Art. 11. As despesas com a
execução desta Lei correrão por conta das dotações orçamentárias próprias.
Deve-se
pontuar que, em virtude da dinamicidade inerente à administração – a exemplo da
criação de novas unidades orçamentárias, conforme visto nestes autos –, foram
introduzidos instrumentos que possibilitam certa flexibilidade ao gestor para
que adeque o orçamento às suas necessidades, desde que devidamente autorizado
por lei específica.
As
alterações orçamentárias podem ser realizadas de diversas formas, dentre elas
por meio de crédito adicional especial, medida adotada no presente caso.
Assim,
entendo que, no presente caso, cabe apenas determinação à Unidade para que
atente à necessidade de incluir tempestivamente nas leis orçamentárias as
unidades orçamentárias que forem eventualmente criadas.
O denunciante
alega ainda que o art. 2º da Lei Complementar nº 4.214/13 viola normas e princípios
constitucionais, conforme segue:
[...]
7.1. O artigo 2º, inciso I, desta Lei
Complementar ofende o artigo 22, inciso I, da Carta da República;
7.2. O artigo 2º, inciso II, desta Lei
Complementar ofende o artigo 165, §5º, da Carta da República. Viola, portanto,
o Princípio da Universalidade Orçamentária. Ademais, a LDO do Município de
Imbituba prevê as despesas para a manutenção da Procuradoria Geral: folha 42;
7.3 O artigo 2º, inciso IV, desta Lei,
ofende os Princípios Constitucionais da Moralidade, Impessoalidade e
Legalidade, haja vista que o objeto do convênio celebrado com qualquer pessoa,
mesmo que pública, comprometeria o cumprimento destes Princípios Basilares.
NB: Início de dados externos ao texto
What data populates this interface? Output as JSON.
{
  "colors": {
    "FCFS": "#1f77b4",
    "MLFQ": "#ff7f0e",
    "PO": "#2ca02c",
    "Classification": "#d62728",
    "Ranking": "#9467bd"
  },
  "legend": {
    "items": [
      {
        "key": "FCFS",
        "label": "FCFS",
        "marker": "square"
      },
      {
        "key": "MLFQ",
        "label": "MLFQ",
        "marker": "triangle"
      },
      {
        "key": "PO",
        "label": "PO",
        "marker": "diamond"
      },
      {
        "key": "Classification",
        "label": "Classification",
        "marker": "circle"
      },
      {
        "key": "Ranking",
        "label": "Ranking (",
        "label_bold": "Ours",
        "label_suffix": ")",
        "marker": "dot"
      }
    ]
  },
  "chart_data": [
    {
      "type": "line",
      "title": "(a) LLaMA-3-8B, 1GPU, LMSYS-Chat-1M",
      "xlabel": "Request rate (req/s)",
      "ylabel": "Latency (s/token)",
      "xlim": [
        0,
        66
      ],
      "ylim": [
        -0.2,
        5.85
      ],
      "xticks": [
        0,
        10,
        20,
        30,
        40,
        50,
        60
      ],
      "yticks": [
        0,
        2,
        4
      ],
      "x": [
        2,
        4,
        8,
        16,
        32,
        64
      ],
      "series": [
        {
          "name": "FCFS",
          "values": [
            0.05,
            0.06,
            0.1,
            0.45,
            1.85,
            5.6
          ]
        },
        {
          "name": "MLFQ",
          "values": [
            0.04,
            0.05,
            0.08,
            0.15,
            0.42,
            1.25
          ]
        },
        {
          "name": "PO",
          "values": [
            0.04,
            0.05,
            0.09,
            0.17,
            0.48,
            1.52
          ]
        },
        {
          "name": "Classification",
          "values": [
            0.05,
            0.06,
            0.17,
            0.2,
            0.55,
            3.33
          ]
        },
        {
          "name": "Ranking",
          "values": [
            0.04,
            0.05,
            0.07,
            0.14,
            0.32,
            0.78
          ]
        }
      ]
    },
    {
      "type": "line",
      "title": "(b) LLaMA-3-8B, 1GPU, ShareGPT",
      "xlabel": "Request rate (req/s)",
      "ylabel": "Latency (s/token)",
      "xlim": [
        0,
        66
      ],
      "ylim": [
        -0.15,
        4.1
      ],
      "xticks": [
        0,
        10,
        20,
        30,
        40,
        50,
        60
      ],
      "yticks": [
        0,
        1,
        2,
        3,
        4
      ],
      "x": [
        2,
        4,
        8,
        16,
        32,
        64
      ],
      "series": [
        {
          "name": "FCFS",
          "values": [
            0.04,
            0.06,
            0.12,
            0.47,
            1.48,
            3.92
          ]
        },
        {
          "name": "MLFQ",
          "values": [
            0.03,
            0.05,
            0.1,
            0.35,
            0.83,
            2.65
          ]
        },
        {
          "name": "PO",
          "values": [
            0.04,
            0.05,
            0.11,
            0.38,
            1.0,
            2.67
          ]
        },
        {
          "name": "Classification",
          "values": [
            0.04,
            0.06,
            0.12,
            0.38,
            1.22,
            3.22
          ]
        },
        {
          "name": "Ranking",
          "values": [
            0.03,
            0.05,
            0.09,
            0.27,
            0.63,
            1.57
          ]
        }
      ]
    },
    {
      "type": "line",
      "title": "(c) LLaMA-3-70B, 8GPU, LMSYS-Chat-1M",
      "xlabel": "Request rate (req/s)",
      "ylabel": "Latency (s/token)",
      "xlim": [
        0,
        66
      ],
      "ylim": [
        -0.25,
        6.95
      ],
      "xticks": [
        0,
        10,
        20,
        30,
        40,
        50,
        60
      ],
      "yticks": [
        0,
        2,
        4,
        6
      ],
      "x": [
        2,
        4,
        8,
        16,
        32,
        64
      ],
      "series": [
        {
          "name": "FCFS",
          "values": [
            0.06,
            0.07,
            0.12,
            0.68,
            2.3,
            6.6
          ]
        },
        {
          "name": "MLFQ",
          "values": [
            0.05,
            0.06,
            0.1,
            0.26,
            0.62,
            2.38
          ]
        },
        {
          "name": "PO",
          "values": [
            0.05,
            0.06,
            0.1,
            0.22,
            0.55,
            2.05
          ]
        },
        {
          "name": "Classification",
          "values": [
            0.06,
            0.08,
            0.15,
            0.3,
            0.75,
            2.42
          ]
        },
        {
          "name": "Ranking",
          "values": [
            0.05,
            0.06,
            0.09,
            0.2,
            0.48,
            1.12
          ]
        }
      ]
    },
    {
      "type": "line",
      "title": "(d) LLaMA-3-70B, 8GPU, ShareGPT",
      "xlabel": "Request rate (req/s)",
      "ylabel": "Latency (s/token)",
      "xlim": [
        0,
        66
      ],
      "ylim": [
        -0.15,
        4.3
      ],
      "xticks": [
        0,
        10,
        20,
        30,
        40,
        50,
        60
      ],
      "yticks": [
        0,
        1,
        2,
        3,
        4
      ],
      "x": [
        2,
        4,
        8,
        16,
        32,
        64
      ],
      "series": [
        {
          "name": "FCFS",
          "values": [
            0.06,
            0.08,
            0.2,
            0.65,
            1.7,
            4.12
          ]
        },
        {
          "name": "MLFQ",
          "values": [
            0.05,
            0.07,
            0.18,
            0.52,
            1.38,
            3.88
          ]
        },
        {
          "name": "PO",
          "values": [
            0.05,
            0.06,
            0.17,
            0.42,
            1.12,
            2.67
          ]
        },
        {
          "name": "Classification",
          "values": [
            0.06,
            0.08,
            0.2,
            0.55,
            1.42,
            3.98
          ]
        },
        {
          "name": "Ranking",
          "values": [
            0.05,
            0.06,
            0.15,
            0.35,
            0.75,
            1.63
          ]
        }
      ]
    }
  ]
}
Como que a Procuradoria-Geral do Município poderia se comportar, em litígio,
com conveniado seu? Com inescondível parcialidade;
[...].
As normas retrocitadas possuem a seguinte
redação:
Lei Complementar nº 4.214/2013
Art. 2º
Constituem verbas do Fundo Municipal da Procuradoria Geral do Município de
Imbituba:
I – nas
ações judiciais de qualquer natureza, de competência da Procuradoria Geral do
Município, em que for parte o Município de Imbituba, os honorários advocatícios
fixados por arbitramento, por acordo ou por sucumbência;
II –
dotação consignada no orçamento geral do Município;
[...]
IV –
produto de convênios firmados com terceiros, cujo objeto seja transferência de
valores destinados ao Fundo Municipal da Procuradoria Geral do Município de
Imbituba.
Constituição
Federal:
Art. 22. Compete privativamente à União legislar sobre:
I - direito civil, comercial, penal, processual, eleitoral,
agrário, marítimo, aeronáutico, espacial e do trabalho;
Art. 165, § 5º A
lei orçamentária anual compreenderá:
I - o
orçamento fiscal referente aos Poderes da União, seus fundos, órgãos e
entidades da administração direta e indireta, inclusive fundações instituídas e
mantidas pelo Poder Público;
II - o
orçamento de investimento das empresas em que a União, direta ou indiretamente,
detenha a maioria do capital social com direito a voto;
III - o
orçamento da seguridade social, abrangendo todas as entidades e órgãos a ela
vinculados, da administração direta ou indireta, bem como os fundos e fundações
instituídos e mantidos pelo Poder Público.
Dito isso,
percebe-se que o denunciante está equivocado.
O Município, ao
criar o fundo e prever como fonte de recursos os honorários advocatícios, não
tratou de legislar acerca de nenhuma das matérias constantes no art. 22, I da
CF/88. Apenas afetou essa receita por meio da criação de um fundo especial. A
matéria, como se vê, relaciona-se ao orçamento municipal, sendo de competência
do Município de Imbituba.
Percebe-se
também que não há violação ao Princípio da Universalidade[4],
pois o art. 2º e 3º da Lei Ordinária nº 4.409/2014 autorizou o Chefe do Poder
Executivo a abrir crédito especial no valor de R$ 75.000,00 no Orçamento de
2014, para inclusão do Fundo Municipal da Procuradoria Geral. Ademais, essa
despesa foi custeada por conta da anulação da dotação orçamentária referente à
manutenção da Procuradoria Geral.
Ainda, para o denunciante, o artigo 2º,
inciso IV, da Lei que cria o Fundo ofende os princípios constitucionais da
moralidade, impessoalidade e legalidade, em virtude de uma possível
parcialidade da Procuradoria Geral frente a um conveniado em eventual litígio,
argumento fraco para embasar uma suposta ofensa aos princípios constitucionais
citados.
Cabe ressaltar ainda que uma das atribuições
do cargo de advogado público é a defesa institucional da Administração Pública.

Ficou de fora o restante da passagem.